Google

The elephant in the room: The Google privacy situation

Google has taken a lot of heat over the issue of privacy. Learn what this issue means to you and your organization.

Hey, you. Yes, you over there - you systems administrators, CIOs, Marketing VPs, HR Directors, company presidents; anyone who uses Google products in their business. We need to talk about the elephant in the room, which has been making a lot of noise as of late. The elephant's name is "Privacy" and it has a potential impact you need to be aware of.

The subject at hand

The subject of Google Privacy has been in the news quite a bit this year (the Miami Herald has a good article discussing the subject). Earlier this month it was reported that Google was fined $22 million after it was found to have violated an agreement and placed cookies on Apple iPhones using the Safari web browser. This strategy, used for targeting ads to users, was reported in the Wall Street Journal back in February.

My job isn't to represent Google on this issue; it's to tell you what the facts are so you can assess your involvement with the elephant; whether it will trample on your objectives or sit unobtrusively in the corner without incident. I'll weigh in with my opinions, but from the basis of being a Google Apps administrator and end user, not as a tech writer for the "Google in the Enterprise" blog.

Privacy in the year 2012

What does privacy really mean these days, in an era where satellites orbit overhead, online maps and street views can show every detail of a house or neighborhood (I myself use Google Street View to virtually explore the town I grew up in hundreds of miles away and see how things have changed), and Facebook/Google/Twitter can display our life's history to the rest of the planet, including where we checked in for lunch ten minutes ago?

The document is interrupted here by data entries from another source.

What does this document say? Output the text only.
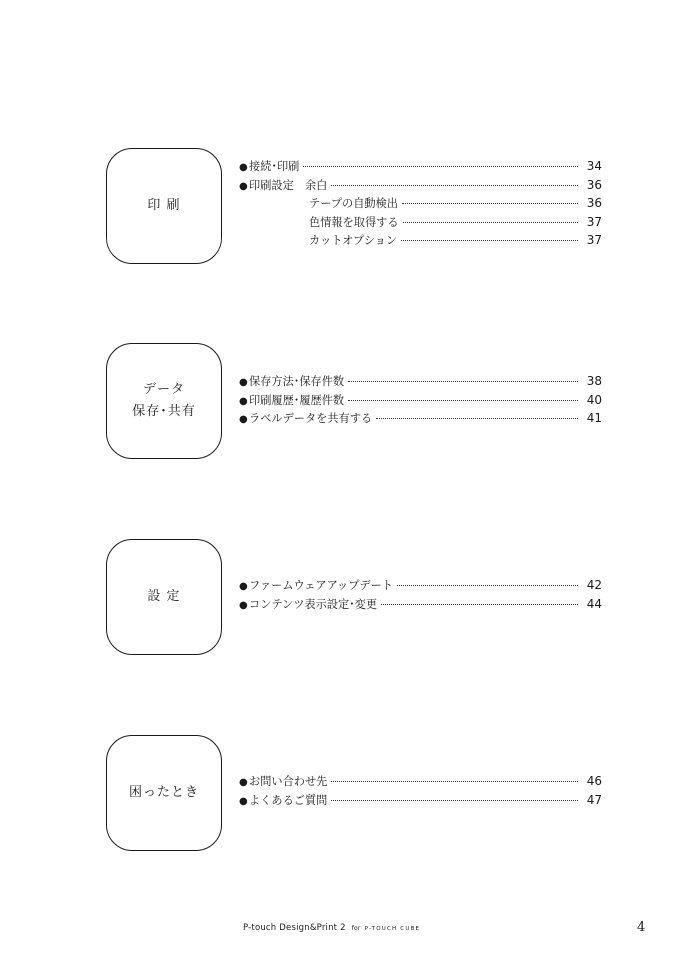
印 刷
● 接続･印刷	34
● 印刷設定　余白	36
テープの自動検出	36
色情報を取得する	37
カットオプション	37
データ
保存･共有
● 保存方法･保存件数	38
● 印刷履歴･履歴件数	40
● ラベルデータを共有する	41
設 定
● ファームウェアアップデート	42
● コンテンツ表示設定･変更	44
困ったとき
● お問い合わせ先	46
● よくあるご質問	47
P-touch Design&Print 2 for P-TOUCH CUBE	4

Privacy, like many terms, is subjective. Back in the simple seventies it pretty much meant not having to worry about neighbors peeking in your windows or watching you in your backyard. Today, the word carries a whole new set of meanings, whether social, technological, or legal. To me, privacy means keeping your confidential information securely out of the hands of those whom you do not wish to have it (obviously for criminals seeking evasion from the law this definition may not necessarily apply). Some people are thrilled to have the world see them holding a frosty margarita in their Facebook profile picture (personally, I'd be more thrilled drinking the actual margarita). Others don't want to even have a profile picture, much less one that might identify their tastes or habits. It's up to the user.

No devil in the details

Google's Privacy Policy is short and almost entirely legible even to those of us who aren't lawyers (note there are also separate-but-similar policies for Chrome, Books, Wallet and Fiber available on that page). The base policy states, in essence, that when people sign in to use Google products, the information they provide can be collected "from all of our services to provide, maintain, protect and improve them, to develop new ones, and to protect Google and our users. We also use this information to offer you tailored content - like giving you more relevant search results and ads." The customized ads do not utilize "sensitive categories" such as "race, religion, sexual orientation or health," so if you search for athlete's foot cures you needn't worry about ads for embarrassing medications popping up on your laptop in front of other people.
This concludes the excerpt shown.